Anders als erhofft, ließ sich sein Gesprächspartner trotz seiner Gefährdungslage und seines persönlichen Risikos nicht in seiner Haltung beirren. Er lehnte seine Forderung glatt ab, die Zeugin final zu beseitigen. Er teilte ihm stattdessen lakonisch mit, der Boss hätte unbeirrt seinen Plan bekräftigt, die junge Frau mit Tochter so unauffällig und schnell wie möglich außer Landes zu bringen. Seine Rache galt ausschließlich dem Dieb seiner Geliebten und nicht der Geliebten selbst. Er wollte gegenüber dem Personenschützer und Dieb seines Eigentums ein Exempel statuieren, und ihn mit der Geiselnahme seiner Familie bestrafen. Er sollte unter dem Eindruck leiden, dass man den beiden unvorstellbare Schmerzen zufügen würde.
Der Oberstaatsanwalt kapierte, dass seine Hoffnungen zu hoch gegriffen waren. Es war sein Fehler, dies zu erwarten. Karl Miltner war enttäuscht und beendete das Gespräch. Danach zögerte er keine Sekunde, bevor er eine zweite SMS losschickte.
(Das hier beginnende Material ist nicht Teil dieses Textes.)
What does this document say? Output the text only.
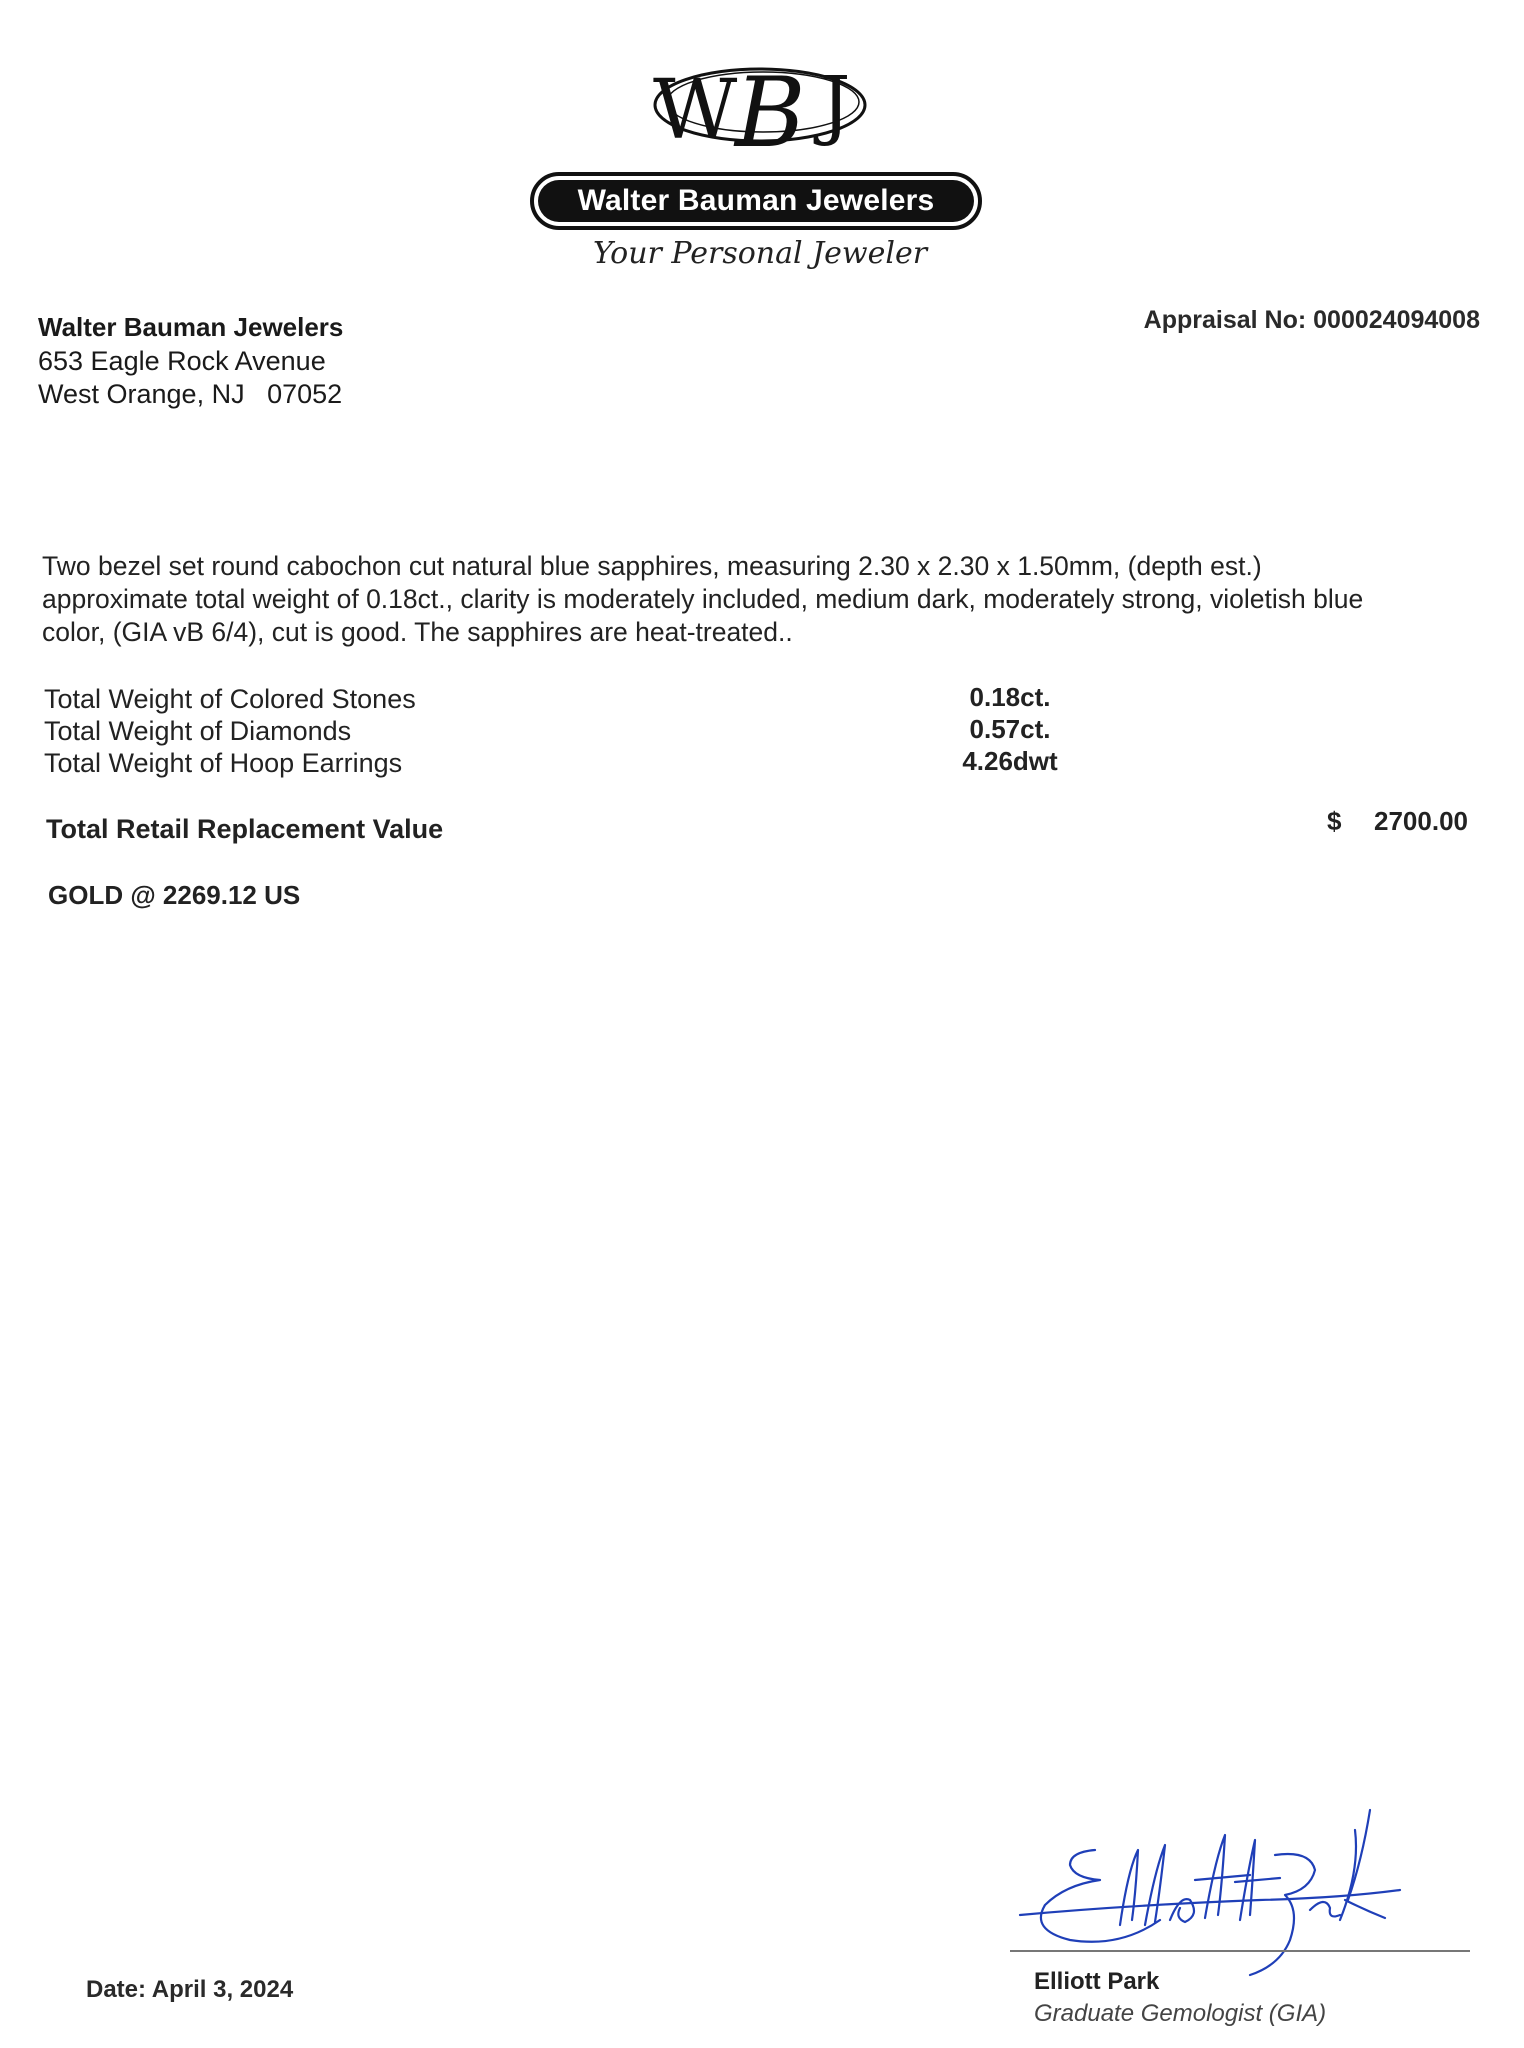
W
B J
Walter Bauman Jewelers
Your Personal Jeweler
Walter Bauman Jewelers
653 Eagle Rock Avenue
West Orange, NJ   07052
Appraisal No: 000024094008
Two bezel set round cabochon cut natural blue sapphires, measuring 2.30 x 2.30 x 1.50mm, (depth est.) approximate total weight of 0.18ct., clarity is moderately included, medium dark, moderately strong, violetish blue color, (GIA vB 6/4), cut is good. The sapphires are heat-treated..
Total Weight of Colored Stones	0.18ct.
Total Weight of Diamonds	0.57ct.
Total Weight of Hoop Earrings	4.26dwt
Total Retail Replacement Value	$ 2700.00
GOLD @ 2269.12 US
Elliott Park
Graduate Gemologist (GIA)
Date: April 3, 2024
Von Rechts wegen handelte es sich bei dem, was er vorhatte, um eine lupenreine Erpressung, die er jedoch als Deal bezeichnen würde mit jemandem, der ihm noch einen Gefallen aus einem früheren Strafprozess schuldig war. Dieser Jemand war ein hochrangiges Bandenmitglied derselben ehrenwerten ‘Gesellschaft’, welches vor längerer Zeit von einem Opfer wegen Vergewaltigung angezeigt wurde. Als das Opfer einige Tage nach der Anzeige durch einen merkwürdigen Haushaltsunfall zu Tode kam, hatte der damalige Staatsanwalt Miltner, auf Druck der ‚Gesellschaft‘, das Verfahren gegen den Verdächtigen wegen Mangels an Beweisen und Selbstmord des Opfers eingestellt. An diesen Jemand leitete Karl Miltner in diesem Moment ebenfalls die Anschrift der Zeugin weiter, allerdings mit einer kleinen Korrektur. Er datierte das geplante Fluchtdatum der Familie um einen Tag vor und bat ihn, pünktlich zu sein.
In der SMS an seinen Killer fügte er neben den Angaben zum Aufenthaltsort die schlichte Bitte hinzu, die Kronzeugin zuverlässig auszuschalten, damit sie nie mehr gegen ihn und die ‚Gesellschaft‘ aussagen könnte. Seiner Einschätzung nach hatte der Empfänger der SMS ebenfalls ein natürliches Interesse daran, der Zeugin den Mund zu stopfen. Er wusste, dass er sie indirekt für den Tod seines Sohnes verantwortlich machte, der durch die Kugeln der Polizei bei der gewaltsamen Beendigung des Drogentransportes starb.
Als Back-up blieb ihm immer noch die Chance, dass der Spezialist, den der Boss schicken würde, die Zeugin zuverlässig entführen würde. Das wäre dann nach seiner Einschätzung nicht die sichere Variante, die er sich wünschte, aber immerhin wäre die junge Frau dann für absehbare Zeit keine Belastungszeugin mehr sowohl gegen die ‚Gesellschaft‘ wie gegen ihn.
Er war sicher das Richtige getan zu haben, um wieder angstfrei leben zu können.
Und er dachte auch an eine Zukunft, in welcher dieser Jemand im künftigen Machtkampf um die Führung der ‚Gesellschaft‘ bessere Karten haben würde als der aktuelle Anführer. Dann säße er endlich am längeren Hebel.
Kapitel 3
Symbole haben für die Mitglieder der ‚Bratwa‘ immer eine tiefere Bedeutung. So kennzeichnet ein umrahmter Diamant je nach Verzierung einen Offiziersgrad. Die Bratwa ist straff hierarchisch gegliedert, wobei dem Boss oder Anführer, ein Unterboss oder stellvertretende Anführer zur Seite steht. Sie führen die "Kapitäne", und die wiederum die „Soldaten“. Alle „Mitglieder“ der ‚Bratwa‘ bilden die ‘Gesellschaft’ und sie wählen ihren Anführer.